The decision was made: cookies were in order. I got out everything we needed and made the magic happen. Just when the magic was being perfected, my friend Kat noticed there were little specks dotting the top layer 0f the flour….specks that were–on closer inspection–little winged insects.
Oh but what were we to do?? We baked them. We ate them. I let our friend Adam eat two without even telling him. Does that make me terrible?
And who is to blame for this debacle? I want to blame my Modular Mates Tupperware containers, pictured above in their bug-harboring glory. How could you do this to me Modular Mates? How could you ruin my cookies??*
And after everything I’ve done for you. Touted you on my online Tupperware store. Organized my pantry around you. And now this betrayal.
I don’t know if I’ll ever be able to forgive you.
*To be fair, they were also mediocre for a number of other reasons. 1. We didn’t really follow a recipe. 2. I followed the advice of my friends and added an entire package of pudding.
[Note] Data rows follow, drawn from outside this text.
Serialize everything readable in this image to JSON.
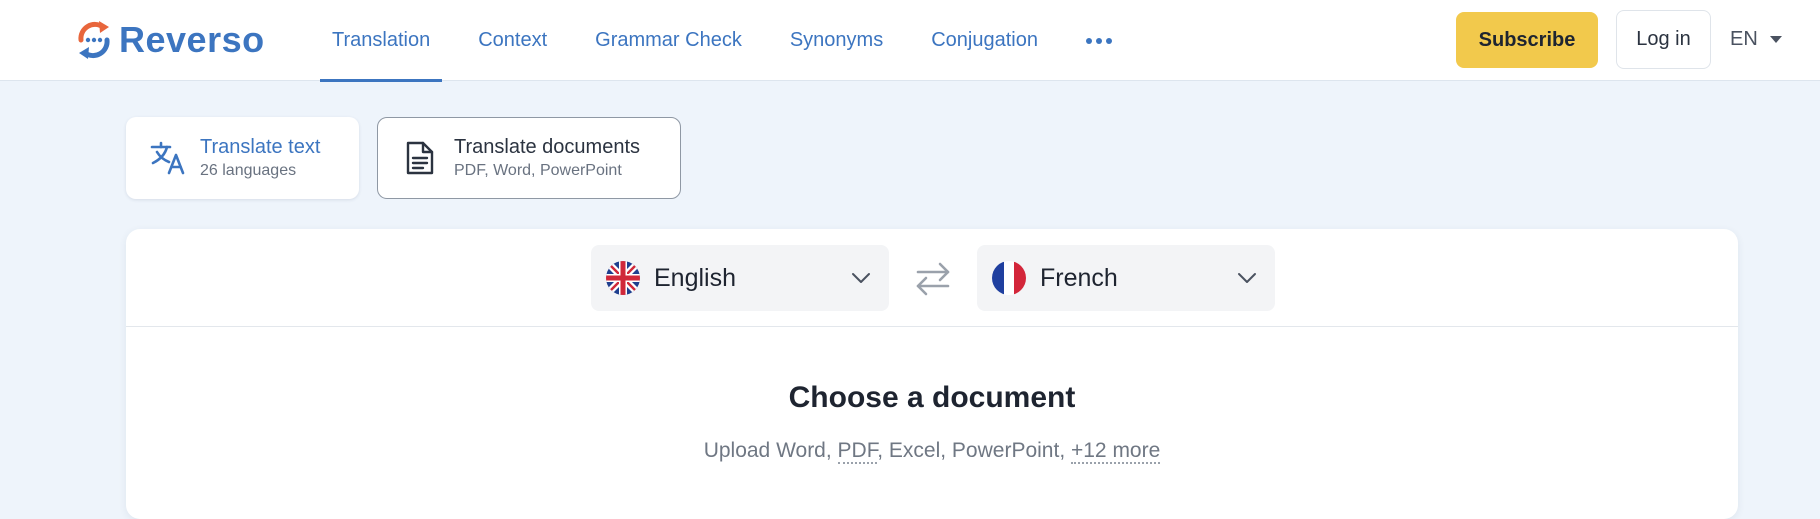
{
  "header": {
    "logo_text": "Reverso",
    "nav": [
      {
        "label": "Translation",
        "active": true
      },
      {
        "label": "Context",
        "active": false
      },
      {
        "label": "Grammar Check",
        "active": false
      },
      {
        "label": "Synonyms",
        "active": false
      },
      {
        "label": "Conjugation",
        "active": false
      }
    ],
    "more_icon": "more-dots-icon",
    "subscribe_label": "Subscribe",
    "login_label": "Log in",
    "ui_language": "EN"
  },
  "modes": {
    "text": {
      "title": "Translate text",
      "subtitle": "26 languages",
      "icon": "translate-icon"
    },
    "documents": {
      "title": "Translate documents",
      "subtitle": "PDF, Word, PowerPoint",
      "icon": "document-icon"
    }
  },
  "languages": {
    "source": {
      "name": "English",
      "flag": "uk-flag-icon"
    },
    "target": {
      "name": "French",
      "flag": "france-flag-icon"
    },
    "swap_icon": "swap-arrows-icon"
  },
  "upload": {
    "title": "Choose a document",
    "prefix": "Upload Word, ",
    "pdf": "PDF",
    "middle": ", Excel, PowerPoint, ",
    "more": "+12 more"
  },
  "colors": {
    "brand_blue": "#3c75c0",
    "logo_orange": "#e8663c",
    "subscribe_yellow": "#f2c94c",
    "page_bg": "#eef4fb"
  }
}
That was just crazy.
A case might also be made that it was my fault that the cookies were ruined for not noticing the bugs when I first scooped the flour. But again, there is someone else to blame. And in this case, that someone is booze, who distracted me and inspired me to make the cookies in the first place. Again, not my fault.
I know this is going to come as a huge, unwelcome surprise because you all voted for me so very many times, but I didn’t win the NYC Flash Fiction Microchallenge Contest. Or whatever it was called. I never really got that straight.
This loss is merely a bump on the road to Internet domination, but I found myself getting bummed about it late last night when I figured it out.
And then I remembered one of my stories that didn’t make it into the final round:
She gasped for more oxygen. Her sons were safe now. But she couldn’t escape the slice of the boat.
This is the true story of how Kirsty MacColl met her horrible and untimely death. I first met Kirsty when our friend William introduced her song, In These Shoes, on a mixtape back in 2005. I was instantly in love.
Her death is a tragedy unparalleled.
Gives you some appreciation for life and loved ones, doesn’t it? Every moment counts.